India’s Permanent Representative UN stated that the well-being of senior citizens is mandated in the Constitution of India which enjoins the State to make effective provision for securing the right to work and to public assistance in cases of old age. India has adopted a multi-stakeholder approach, to enable the elderly to lead a secure, dignified and productive life.

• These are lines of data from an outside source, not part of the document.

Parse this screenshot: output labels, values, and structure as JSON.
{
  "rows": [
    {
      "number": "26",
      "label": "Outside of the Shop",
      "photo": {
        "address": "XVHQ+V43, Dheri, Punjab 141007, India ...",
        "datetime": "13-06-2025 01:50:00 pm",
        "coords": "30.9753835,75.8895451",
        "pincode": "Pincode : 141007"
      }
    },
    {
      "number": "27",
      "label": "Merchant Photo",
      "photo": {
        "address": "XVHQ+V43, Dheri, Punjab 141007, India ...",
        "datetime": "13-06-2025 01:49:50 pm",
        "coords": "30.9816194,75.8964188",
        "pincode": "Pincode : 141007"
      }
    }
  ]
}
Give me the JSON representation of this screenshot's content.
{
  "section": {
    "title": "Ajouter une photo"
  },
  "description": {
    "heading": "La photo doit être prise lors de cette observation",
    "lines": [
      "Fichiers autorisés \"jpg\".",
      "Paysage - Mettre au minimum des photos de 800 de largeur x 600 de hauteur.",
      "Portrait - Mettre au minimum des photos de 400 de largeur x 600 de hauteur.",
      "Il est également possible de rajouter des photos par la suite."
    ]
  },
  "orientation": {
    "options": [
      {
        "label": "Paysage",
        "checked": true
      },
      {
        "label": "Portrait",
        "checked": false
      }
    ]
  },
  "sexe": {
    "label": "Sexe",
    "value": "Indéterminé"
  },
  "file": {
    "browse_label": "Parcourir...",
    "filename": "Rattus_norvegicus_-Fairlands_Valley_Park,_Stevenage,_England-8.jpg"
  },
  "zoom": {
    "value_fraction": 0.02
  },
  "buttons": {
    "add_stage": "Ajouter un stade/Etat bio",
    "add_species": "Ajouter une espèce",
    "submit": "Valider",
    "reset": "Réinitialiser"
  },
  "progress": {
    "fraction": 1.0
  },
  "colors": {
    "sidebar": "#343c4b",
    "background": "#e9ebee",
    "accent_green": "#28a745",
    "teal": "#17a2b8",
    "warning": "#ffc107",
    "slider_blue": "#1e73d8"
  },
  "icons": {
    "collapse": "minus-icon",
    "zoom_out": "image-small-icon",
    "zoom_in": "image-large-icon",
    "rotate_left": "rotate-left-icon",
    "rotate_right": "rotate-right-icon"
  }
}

National Action Plan for the Welfare of Senior Citizens
Tirumurti informed that in the year 2020, the National Action Plan for the Welfare of Senior Citizens was launched that addresses the needs of older persons holistically with special emphasis on four basic needs:
- Financial security
- Health care
- A life of dignity
“The National Policy on Older Persons provides state support for financial and food security, health care, shelter and protection against exploitation. The National Programme for Health Care of the Elderly provides for improved health services. The Integrated Program for Senior Citizens and Senior Citizen Welfare Fund facilitate inter-sectoral coordination between Central Government and State Governments. There are also provisions for institutional support to widows and older women in vulnerable situations,” said Tirumurti.
He also informed that the Maintenance and Welfare of Parents and Senior Citizens Act of 2007 has made care, maintenance and well-being of parents by their children obligatory and justiciable. In cases of abuse, the Act provides older adults with the right to approach a dedicated tribunal.
Role of Non-Governmental Organisations & Informal Groups
India’s Permanent Representative UN added that in order to provide a security net for senior citizens supplementing what the family provides in keeping with our longstanding traditions, Non-Governmental Organisations and Informal Groups have been playing an increasingly important role in India. These NGOs are particularly relevant in urban areas where the chances of abuse are much more.
“We appreciate the role of these NGOs in protecting and promoting the rights of older persons. We have accorded priority to lifelong learning and formulated guidelines to facilitate the participation of adult learners in the university system. India is firmly committed to protecting, caring and providing for the welfare and wellbeing of its elderly,” he stated.